El maestro Pedro murió en 1142 en el Priorato de St.Marcel-de-Chalon a los 63 años. Pedro el Venerable, el famoso santo abad de Cluny, lo había recibido camino de Roma a defenderse contra una condena de herejía por un concilio regional. Ahí hablaron de Eloísa y las dudas con las que su esposa se debatía. Al morir Abelardo, la Abadesa del Oratorio del Paráclito escribe al Venerable y le solicita los restos de su marido. El santo Abad aprovecha la oportunidad para animar a Eloísa a no quedarse en el pasado, ni consumirse con nostalgias estériles.
«Todavía seguimos siendo favorecidos [por la presencia] de aquel que fue tuyo. Me refiero a aquel que, a menudo y siempre, se ha de llamar y ser honrado como el servidor y verdadero filósofo de Cristo, el maestro Pedro [...] Aquél, sí, aquel -venerable y carísima hermana en Cristo- con quien, después de tu unión en la carne, estás ahora unida por un mejor y más fuerte lazo del amor divino, con el que y bajo el que has servido tanto tiempo al Señor, a aquel, digno, que en tu lugar, o como otro tú, Dios abraza en su seno y te lo guarda para devolvértelo a ti por medio de su gracia...»

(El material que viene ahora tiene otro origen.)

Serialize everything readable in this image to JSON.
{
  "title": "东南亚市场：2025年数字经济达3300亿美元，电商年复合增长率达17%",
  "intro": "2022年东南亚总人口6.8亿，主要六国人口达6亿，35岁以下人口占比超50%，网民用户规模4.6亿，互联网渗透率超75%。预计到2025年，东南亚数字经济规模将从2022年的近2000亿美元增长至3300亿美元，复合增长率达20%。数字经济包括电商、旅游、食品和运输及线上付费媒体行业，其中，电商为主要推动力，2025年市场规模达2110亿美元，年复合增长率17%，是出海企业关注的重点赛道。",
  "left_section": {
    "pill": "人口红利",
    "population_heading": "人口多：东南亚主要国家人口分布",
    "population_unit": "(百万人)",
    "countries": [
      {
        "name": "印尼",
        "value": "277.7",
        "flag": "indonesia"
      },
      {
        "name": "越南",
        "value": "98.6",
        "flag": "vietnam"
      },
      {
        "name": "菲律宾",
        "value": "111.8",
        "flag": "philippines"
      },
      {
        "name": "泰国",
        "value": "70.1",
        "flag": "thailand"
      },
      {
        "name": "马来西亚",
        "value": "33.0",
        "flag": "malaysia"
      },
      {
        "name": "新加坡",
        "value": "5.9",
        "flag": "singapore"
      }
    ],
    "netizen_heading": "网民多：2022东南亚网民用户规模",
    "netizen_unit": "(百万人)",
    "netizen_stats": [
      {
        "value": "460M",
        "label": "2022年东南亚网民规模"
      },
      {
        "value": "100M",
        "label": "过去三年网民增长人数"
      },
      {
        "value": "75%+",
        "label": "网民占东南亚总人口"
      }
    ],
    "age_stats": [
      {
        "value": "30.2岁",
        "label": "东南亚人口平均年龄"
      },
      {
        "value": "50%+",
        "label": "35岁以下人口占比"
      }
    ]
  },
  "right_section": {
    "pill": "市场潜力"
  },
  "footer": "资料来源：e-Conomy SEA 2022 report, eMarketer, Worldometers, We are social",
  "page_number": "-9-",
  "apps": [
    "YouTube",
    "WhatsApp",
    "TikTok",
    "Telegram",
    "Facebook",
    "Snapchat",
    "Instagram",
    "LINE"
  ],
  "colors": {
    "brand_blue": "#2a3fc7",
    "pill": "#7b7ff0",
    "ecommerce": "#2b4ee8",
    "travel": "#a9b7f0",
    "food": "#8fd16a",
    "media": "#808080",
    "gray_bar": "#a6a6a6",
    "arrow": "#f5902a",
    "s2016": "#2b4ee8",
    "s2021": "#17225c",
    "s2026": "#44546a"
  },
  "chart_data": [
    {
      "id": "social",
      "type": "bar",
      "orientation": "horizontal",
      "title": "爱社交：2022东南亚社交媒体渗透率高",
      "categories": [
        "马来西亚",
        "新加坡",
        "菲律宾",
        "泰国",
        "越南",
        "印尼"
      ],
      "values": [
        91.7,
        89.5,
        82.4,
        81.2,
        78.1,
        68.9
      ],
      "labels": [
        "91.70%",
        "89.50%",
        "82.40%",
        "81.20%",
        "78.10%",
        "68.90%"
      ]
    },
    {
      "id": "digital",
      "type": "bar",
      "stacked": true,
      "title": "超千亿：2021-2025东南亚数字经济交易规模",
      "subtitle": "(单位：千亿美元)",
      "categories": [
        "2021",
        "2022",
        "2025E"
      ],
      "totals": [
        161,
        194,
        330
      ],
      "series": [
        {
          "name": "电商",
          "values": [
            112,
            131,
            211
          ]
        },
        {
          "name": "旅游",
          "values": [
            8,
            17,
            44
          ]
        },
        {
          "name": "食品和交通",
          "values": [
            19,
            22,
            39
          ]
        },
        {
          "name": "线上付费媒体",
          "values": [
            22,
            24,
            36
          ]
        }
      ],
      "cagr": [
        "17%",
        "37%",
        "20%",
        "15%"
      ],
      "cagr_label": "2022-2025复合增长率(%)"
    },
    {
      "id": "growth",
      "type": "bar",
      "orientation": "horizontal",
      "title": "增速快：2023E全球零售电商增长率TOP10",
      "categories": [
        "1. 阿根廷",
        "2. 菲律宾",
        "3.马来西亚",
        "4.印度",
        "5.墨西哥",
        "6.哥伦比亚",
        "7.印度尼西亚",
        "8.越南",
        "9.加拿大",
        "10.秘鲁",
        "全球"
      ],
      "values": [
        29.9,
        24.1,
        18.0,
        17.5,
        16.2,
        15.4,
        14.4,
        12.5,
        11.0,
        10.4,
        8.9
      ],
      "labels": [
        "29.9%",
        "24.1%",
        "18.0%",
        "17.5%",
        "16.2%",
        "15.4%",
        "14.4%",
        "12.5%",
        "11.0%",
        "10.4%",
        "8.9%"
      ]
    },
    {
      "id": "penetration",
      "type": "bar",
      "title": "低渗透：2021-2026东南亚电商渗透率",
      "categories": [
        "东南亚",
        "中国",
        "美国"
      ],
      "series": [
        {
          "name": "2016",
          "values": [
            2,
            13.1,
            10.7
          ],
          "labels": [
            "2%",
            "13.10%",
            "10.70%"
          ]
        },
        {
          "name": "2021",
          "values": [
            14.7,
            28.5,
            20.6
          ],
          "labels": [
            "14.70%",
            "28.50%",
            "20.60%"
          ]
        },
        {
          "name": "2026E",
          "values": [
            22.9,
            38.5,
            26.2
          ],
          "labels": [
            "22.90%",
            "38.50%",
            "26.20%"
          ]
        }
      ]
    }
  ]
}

¡Qué fuerte! Para Pedro el Venerable, Dios es garante del amor que se tuvieron. Presenta a Cristo como protector y depositario de Albelardo. Él custodia, redime y eleva la carne que fue de Eloísa, para que en su momento, aquella vuelva a ser suya. En otras palabras: «Mi'jita, aiga sido como aiga sido, esa carne que deseaste y gozaste, esa que te hizo sentir viva, esa misma te espera ahora redimida y purificada en Cristo para que vuelvas a unirte a ella. Para que vuelvas a sentirla ahora integrada en toda la persona, en todo Dios. No te arrepientas de lo que has sentido. Llévalo a Cristo y acrisolados sus cuerpos serán uno en la Carne de Cristo.»
Aiga sido como aiga sido. Entregado para ser redimido. Ahí te espera. El Señor lo custodia.